Когда восхищённый Фабрицио уселся рядом со своим отцом, кучер, поднимаясь на козлы, заметил:
– Это потрясающе, вы мне напоминаете моего дядюшку, который умер в 1921 году, бедняжка... Ma qué! Мы рождаемся, чтобы умереть, hé?[17]
С этим неприятным высказыванием он уселся, взял в одну руку вожжи, в другую кнут и обернулся к пассажирам:
— Ну, синьоры, куда вы хотите, чтобы я вас отвёз?
Ромео выдержал паузу, потом громко бросил:
— Во дворец Биньоне!
Вопреки ожиданиям Ромео, это объявление не произвело никакого впечатления на кучера, который повторил:
— Дворец Биньоне... дворец Биньоне... дворец Биньоне... Синьор, мне казалось, что я знаю все дворцы во Флоренции, но искренне вынужден заверить, что такого дворца...
— Ну же, дворец графини Марии Филиппины Теджано делла Ува?
Кучер приподнял свою шляпу, чтобы почесать голову.
– Честно, синьоры, это мне ничего не говорит... а тебе, Г аннибал?
Полнейшим безразличием лошадь, именуемая Ганнибалом, выразила своё незнание.
— Скажите, синьор, вы не знаете, в каком примерно месте расположен этот дворец?
— В квартале Сан-Фредьяно, если не ошибаюсь.

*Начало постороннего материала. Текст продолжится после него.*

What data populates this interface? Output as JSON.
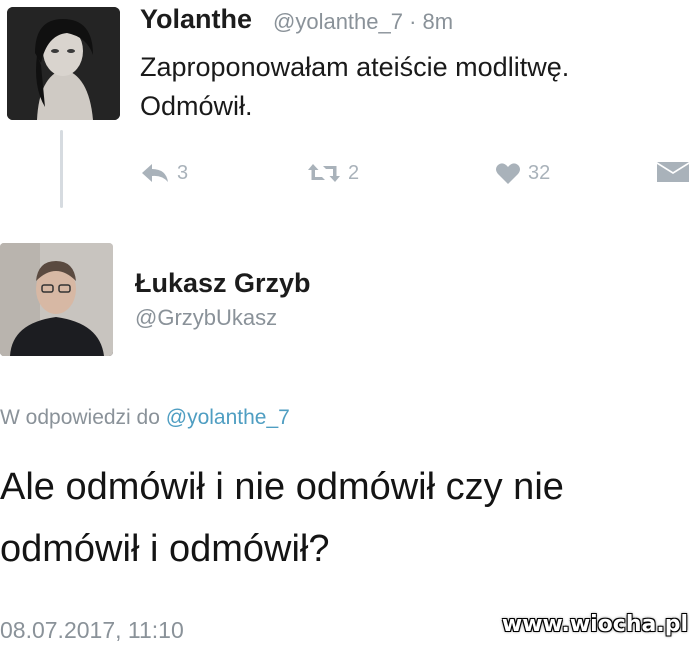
{
  "tweet1": {
    "author_name": "Yolanthe",
    "handle_time": "@yolanthe_7 · 8m",
    "text_lines": [
      "Zaproponowałam ateiście modlitwę.",
      "Odmówił."
    ],
    "actions": {
      "reply_count": "3",
      "retweet_count": "2",
      "like_count": "32"
    }
  },
  "tweet2": {
    "author_name": "Łukasz Grzyb",
    "handle": "@GrzybUkasz",
    "reply_prefix": "W odpowiedzi do ",
    "reply_mention": "@yolanthe_7",
    "text_lines": [
      "Ale odmówił i nie odmówił czy nie",
      "odmówił i odmówił?"
    ],
    "timestamp": "08.07.2017, 11:10"
  },
  "watermark": "www.wiocha.pl",
  "colors": {
    "muted": "#8a9299",
    "icon": "#a9b2ba",
    "mention": "#4f9ec2",
    "text": "#1a1a1a"
  },
  "icons": [
    "reply-icon",
    "retweet-icon",
    "heart-icon",
    "message-icon"
  ]
}
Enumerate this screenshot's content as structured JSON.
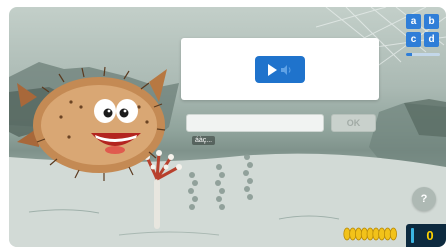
{
  "prompt": {
    "play_icon": "play-icon",
    "speaker_icon": "speaker-icon"
  },
  "answer": {
    "value": "",
    "ok_label": "OK"
  },
  "hint": {
    "text": "áàç..."
  },
  "tiles": {
    "letters": [
      "a",
      "b",
      "c",
      "d"
    ]
  },
  "level": {
    "progress_percent": 18
  },
  "help": {
    "label": "?"
  },
  "score": {
    "value": "0",
    "coin_count": 9
  },
  "colors": {
    "accent": "#2f7ed8",
    "play_button": "#1f73cc",
    "score_bg": "#0d2a3f",
    "score_text": "#ffd200"
  }
}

Кучер после нескольких секунд размышления вдруг разразился диким хохотом.
— Вы шутник, да? Дворец Биньоне! Право же! Чёртов шутник! Пошёл, ну, Ганнибал! В путь ко дворцу Биньоне!
Тарчинини решил не впадать в гнев в присутствии ребёнка, но в глубине души он считал, что эти флорентийцы подозрительно фамильярны, трудно переносимы для того, кто, подобно ему, с детства привык к веронской учтивости.
Пока экипаж потихоньку приближался к мосту Веспуччи, Ромео описывал Фабрицио дворец Биньоне, каким он представлялся ему в его прекрасном воображении. Очарованный ребёнок слушал это, как сказку из «Тысячи и одной ночи». Время от времени кучер оборачивался и, улыбаясь, щурил глаза на Тарчинини, который явно не понимал таких странных манер. В момент, когда экипаж въехал на мост Арно, возница обронил своему клиенту:
— Сколько лет bambino, синьор?
— Скоро одиннадцать лет.
— Одиннадцать лет! И он верит ещё в сказки? Вы, конечно, приехали с Юга?
Разъярённый Ромео воскликнул:
— Мы приехали из Вероны!
— Я так и думал.
Эта реплика погрузила мужа Джульетты в тяжёлые раздумья по поводу ориентации флорентийцев.
— А графиня, папа, как она выглядит?